États-Unis d'Amérique
Afrique du Sud
Droit d'auteur et droits connexes
4. Please explain whether and how South Africa provides full retroactive protection to works, phonograms and performances from other WTO Members, as required by Berne Article 18, as incorporated through Article 9.1 of TRIPS, and TRIPS Article 14.6, and give the date back to which protection extends as to each of these categories of subject matter. Please explain in particular the effect through the operation of Section 43(a)(ii) of the Copyright Act in this regard.

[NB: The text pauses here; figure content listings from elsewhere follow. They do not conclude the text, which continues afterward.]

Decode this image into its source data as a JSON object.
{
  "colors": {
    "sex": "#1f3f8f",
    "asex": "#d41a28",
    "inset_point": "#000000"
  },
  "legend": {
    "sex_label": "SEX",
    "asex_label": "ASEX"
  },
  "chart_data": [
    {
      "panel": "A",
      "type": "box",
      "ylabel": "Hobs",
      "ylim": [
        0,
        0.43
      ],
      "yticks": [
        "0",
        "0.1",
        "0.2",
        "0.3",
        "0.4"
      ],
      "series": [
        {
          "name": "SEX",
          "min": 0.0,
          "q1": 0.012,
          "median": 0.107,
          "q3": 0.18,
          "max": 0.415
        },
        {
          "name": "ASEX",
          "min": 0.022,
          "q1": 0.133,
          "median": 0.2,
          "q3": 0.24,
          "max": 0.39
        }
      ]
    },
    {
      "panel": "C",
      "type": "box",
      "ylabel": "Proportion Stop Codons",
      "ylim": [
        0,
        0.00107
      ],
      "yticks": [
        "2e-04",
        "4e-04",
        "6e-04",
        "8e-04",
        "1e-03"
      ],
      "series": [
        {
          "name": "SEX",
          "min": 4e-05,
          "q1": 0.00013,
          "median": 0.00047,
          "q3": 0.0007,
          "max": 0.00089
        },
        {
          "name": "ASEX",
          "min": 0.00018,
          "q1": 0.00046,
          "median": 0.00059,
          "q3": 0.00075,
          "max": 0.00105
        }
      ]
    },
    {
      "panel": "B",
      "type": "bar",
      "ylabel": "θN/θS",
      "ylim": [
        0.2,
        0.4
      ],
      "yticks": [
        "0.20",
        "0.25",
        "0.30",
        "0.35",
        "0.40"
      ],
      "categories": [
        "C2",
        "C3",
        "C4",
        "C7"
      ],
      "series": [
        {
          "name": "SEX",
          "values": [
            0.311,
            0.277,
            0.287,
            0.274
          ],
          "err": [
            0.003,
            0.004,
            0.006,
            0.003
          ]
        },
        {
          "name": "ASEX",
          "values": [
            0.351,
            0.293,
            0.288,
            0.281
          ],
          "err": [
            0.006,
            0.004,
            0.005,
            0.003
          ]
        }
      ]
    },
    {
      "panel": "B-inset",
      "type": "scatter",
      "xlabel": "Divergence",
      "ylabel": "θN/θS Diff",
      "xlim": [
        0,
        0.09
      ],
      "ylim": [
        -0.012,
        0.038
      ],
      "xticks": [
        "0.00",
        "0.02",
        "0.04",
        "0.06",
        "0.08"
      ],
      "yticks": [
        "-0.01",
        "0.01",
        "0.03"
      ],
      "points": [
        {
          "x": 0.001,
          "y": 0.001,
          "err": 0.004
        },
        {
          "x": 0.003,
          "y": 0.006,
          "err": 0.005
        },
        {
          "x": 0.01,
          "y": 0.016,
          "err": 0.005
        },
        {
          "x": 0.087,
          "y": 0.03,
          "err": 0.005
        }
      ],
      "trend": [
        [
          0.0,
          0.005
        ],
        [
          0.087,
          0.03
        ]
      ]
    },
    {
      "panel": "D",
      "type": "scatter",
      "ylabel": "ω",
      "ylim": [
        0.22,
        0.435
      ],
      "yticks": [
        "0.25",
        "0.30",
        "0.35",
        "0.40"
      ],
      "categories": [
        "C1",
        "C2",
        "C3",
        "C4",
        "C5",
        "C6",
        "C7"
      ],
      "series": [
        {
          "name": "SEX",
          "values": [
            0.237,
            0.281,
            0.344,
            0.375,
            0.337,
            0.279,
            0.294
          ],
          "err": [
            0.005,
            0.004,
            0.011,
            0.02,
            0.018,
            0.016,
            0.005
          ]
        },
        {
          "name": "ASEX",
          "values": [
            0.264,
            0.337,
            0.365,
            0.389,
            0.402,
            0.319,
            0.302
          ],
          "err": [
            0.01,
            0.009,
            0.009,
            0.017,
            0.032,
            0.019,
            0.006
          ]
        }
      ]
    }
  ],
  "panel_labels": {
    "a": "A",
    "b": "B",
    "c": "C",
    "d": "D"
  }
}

Section 43(a) of the Copyright Act makes that Act applicable to all works (including foreign works) whether they were made prior to 1979 or thereafter. This general principle is subject to certain conditions of which only one is relevant to the present enquiry, namely that set forth in paragraph (a)(ii). Paragraph (a)(ii) qualifies the retroactivity of the Act by stating that the provisions of the Act cannot create copyright in any type of work in which copyright could not subsist prior to 11 September 1965 (the date on which the Copyright Act 1965, the predecessor of the current Act, came into operation). Prior to 11 September 1965 published editions were not eligible for copyright. The provision does nor preclude a particular work from enjoying copyright retroactively even though it might not have historically enjoyed such protection prior to September 1965. In essence, once a foreign country has been proclaimed as a country to which South African copyright extends, all works eligible for copyright emanating from that country will enjoy protection no matter when they were made in exactly the same way as South African works. A copy of a recent judgement of the Appellate Division of the South African Supreme Court in Appleton & Another v Harnischfeger Corporation & Another 1995 (2) SA 247 (A) dealing with the retroactivity of the Copyright Act 1978, in regard to United States works is annexed hereto. The retroactivity of South African copyright law is a very complex issue and a more detailed exposition of it can be found in Part 3 of Dean "Handbook of South African Copyright Law" and in that author's doctoral thesis entitled "The Application of the Copyright Act, 1978, to Works made prior to 1979". The court in the Harnischfeger case incidently recognised these as authoritative sources in its interpretation of Section 43(a). Section 14 of the Performers' Protection Act specifically provides that the Act shall not apply to performances which took place before its commencement, i.e. 30 December 1967. Performances prior to that date thus do not enjoy the protection of the statutory performers right. This applies equally to works of South African and foreign origin.